Ziel der Europäischen Union ist es, einen gemeinsamen Markt im westlichen Balkan zu bilden. Im Hinblick auf die Möglichkeiten, diesen Prozess umzusetzen, wird das Arbeitsforum in Triest, Italien, unter dem Gipfel der westlichen Balkanstaaten abgehalten.
Johannes Hahn, EU-Kommissar für Erweiterung und Gute Nachbarschaftspolitik, hat an der Eröffnung dieses Forums teilgenommen, das die Möglichkeit der Realisierung des Prozesses erfüllt hat.
Ich freue mich sehr, dass die Führer der westlichen Balkanstaaten, deren Premierminister, die Bildung der regionalen Wirtschaftszone bestätigen und uns die Umsetzung dieses Konzepts fortsetzen können. Das bedeutet, die Fläche von etwa 20 Millionen Menschen zu schaffen, wo schließlich der freie Waren- und Dienstleistungsfluss entsteht”, sagte Hahn.
Er hat klargestellt, dass die gemeinsame Wirtschaftszone den Handelsaustausch im westlichen Balkan beschleunigen müsste, der, wie er gesagt hat, im Vergleich zum Handel mit der Europäischen Union derzeit analysiert wird.
“Diejenigen, die der Ansicht sind, dass der regionale Wirtschaftsmarkt die Idee der künftigen westlichen Balkan-Mitgliedschaft in der Europäischen Union behindern könnte, machen Fehler. Es geht darum, die einheitliche Marktregion der Europäischen Union vorzubereiten, wenn diese Länder Teil davon werden können”, sagte Hahn.

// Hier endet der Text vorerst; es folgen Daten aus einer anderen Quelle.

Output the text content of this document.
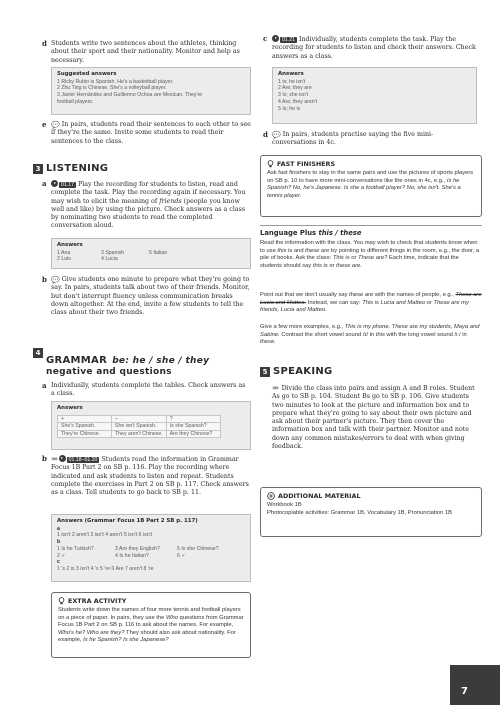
d Students write two sentences about the athletes, thinking about their sport and their nationality. Monitor and help as necessary.
Suggested answers
1 Ricky Rubio is Spanish. He's a basketball player.
2 Zhu Ting is Chinese. She's a volleyball player.
3 Javier Hernández and Guillermo Ochoa are Mexican. They're
football players.
e 💬 In pairs, students read their sentences to each other to see if they're the same. Invite some students to read their sentences to the class.
3 LISTENING
a	01.17 Play the recording for students to listen, read and complete the task. Play the recording again if necessary. You may wish to elicit the meaning of friends (people you know well and like) by using the picture. Check answers as a class by nominating two students to read the completed conversation aloud.
Answers
1 Ana	3 Spanish	5 Italian
2 Luis	4 Lucia
b 💬 Give students one minute to prepare what they're going to say. In pairs, students talk about two of their friends. Monitor, but don't interrupt fluency unless communication breaks down altogether. At the end, invite a few students to tell the class about their two friends.
4
GRAMMAR be: he / she / they
negative and questions
a Individually, students complete the tables. Check answers as a class.
Answers
+	–	?
She's Spanish.	She isn't Spanish.	Is she Spanish?
They're Chinese.	They aren't Chinese.	Are they Chinese?
b »» 01.18–01.20 Students read the information in Grammar Focus 1B Part 2 on SB p. 116. Play the recording where indicated and ask students to listen and repeat. Students complete the exercises in Part 2 on SB p. 117. Check answers as a class. Tell students to go back to SB p. 11.
Answers (Grammar Focus 1B Part 2 SB p. 117)
a
1 isn't 2 aren't 3 isn't 4 aren't 5 isn't 6 isn't
b
1 Is he Turkish?	3 Are they English?	5 Is she Chinese?
2 ✓	4 Is he Italian?	6 ✓
c
1 's 2 is 3 isn't 4 's 5 're 6 Are 7 aren't 8 're
EXTRA ACTIVITY
Students write down the names of four more tennis and football players on a piece of paper. In pairs, they use the Who questions from Grammar Focus 1B Part 2 on SB p. 116 to ask about the names. For example, Who's he? Who are they? They should also ask about nationality. For example, Is he Spanish? Is she Japanese?
c	01.21 Individually, students complete the task. Play the recording for students to listen and check their answers. Check answers as a class.
Answers
1 is; he isn't
2 Are; they are
3 Is; she isn't
4 Are; they aren't
5 Is; he is
d 💬 In pairs, students practise saying the five mini-conversations in 4c.
FAST FINISHERS
Ask fast finishers to stay in the same pairs and use the pictures of sports players on SB p. 10 to have more mini-conversations like the ones in 4c, e.g., Is he Spanish? No, he's Japanese. Is she a football player? No, she isn't. She's a tennis player.
Language Plus this / these
Read the information with the class. You may wish to check that students know when to use this is and these are by pointing to different things in the room, e.g., the door, a pile of books. Ask the class: This is or These are? Each time, indicate that the students should say this is or these are.
Point out that we don't usually say these are with the names of people, e.g., These are Lucia and Matteo. Instead, we can say: This is Lucia and Matteo or These are my friends, Lucia and Matteo.
Give a few more examples, e.g., This is my phone. These are my students, Maya and Sabine. Contrast the short vowel sound /ɪ/ in this with the long vowel sound /iː/ in these.
5 SPEAKING
»» Divide the class into pairs and assign A and B roles. Student As go to SB p. 104. Student Bs go to SB p. 106. Give students two minutes to look at the picture and information box and to prepare what they're going to say about their own picture and ask about their partner's picture. They then cover the information box and talk with their partner. Monitor and note down any common mistakes/errors to deal with when giving feedback.
ADDITIONAL MATERIAL
Workbook 1B
Photocopiable activities: Grammar 1B, Vocabulary 1B, Pronunciation 1B
7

EU-Kommissar Hahn hat im Geschäftsforum, in dem die Minister für Handel und Wirtschaft Albaniens, Kosovo, Mazedonien, Serbien, Bosnien und Herzegowina und Montenegro anwesend waren.
Der Gipfel in Triest nimmt an den wichtigsten Ministern der westlichen Balkanländer teil, sowie Vertreter von sechs EU-Mitgliedstaaten, Österreich, Kroatien, Frankreich, Deutschland, Italien und Slowenien.
Neben Herrn Hahn vertritt die Europäische Union auf diesem Treffen auch den hohen Vertreter für Außenpolitik und Sicherheit, Federica Moghrini.
Am Vorabend dieses Treffens hat Federica Moghrini in Brüssel bestellt, dass es in Triest über “concrete Projekt” gesprochen wird, um die wirtschaftliche Entwicklung und die Umsetzung von Reformen der Region zu beschleunigen. Gleichzeitig wird das formelle Protokoll der Tagungsteilnehmer, die die gemeinsame Verkehrsvereinbarung unterzeichnen, die die Integration des westlichen Balkans und des Verkehrsnetzes der Europäischen Union beschleunigen wird.
Es wird erwartet, dass die Europäische Kommission die Aufteilung der neuen jährlichen Mittel unter “Verbindungspaket” warnen wird, während die Partnerländer des westlichen Balkans den Aktionsplan für die Entwicklung der regionalen Wirtschaftszone harmonisieren müssen.
Das Amt der Europäischen Union im Kosovo hat früher Details zum Westbalkan-Gipfel, der in Triest, Italien stattfindet, zur Verfügung gestellt. Ziel dieses Gipfels ist es, die regionale Zusammenarbeit für einen schnelleren Weg zur Europäischen Union zu stärken.
Die Diskussionen werden nach Angaben des EU-Büros auf drei Schlüsselbereiche der regionalen Zusammenarbeit konzentriert: 1) Union, 2) regionale wirtschaftliche Integration/Entwicklung des Privatsektors und 3) Kontakte unter den Menschen.
Italien ist der Gastgeber des 4. Jahresgipfels unter dem Berlin “Process”, einer Initiative für regionale Zusammenarbeit auf dem westlichen Balkan, die den Alltag in Berlin (2014), Wien (2015) und Paris (2016) folgt.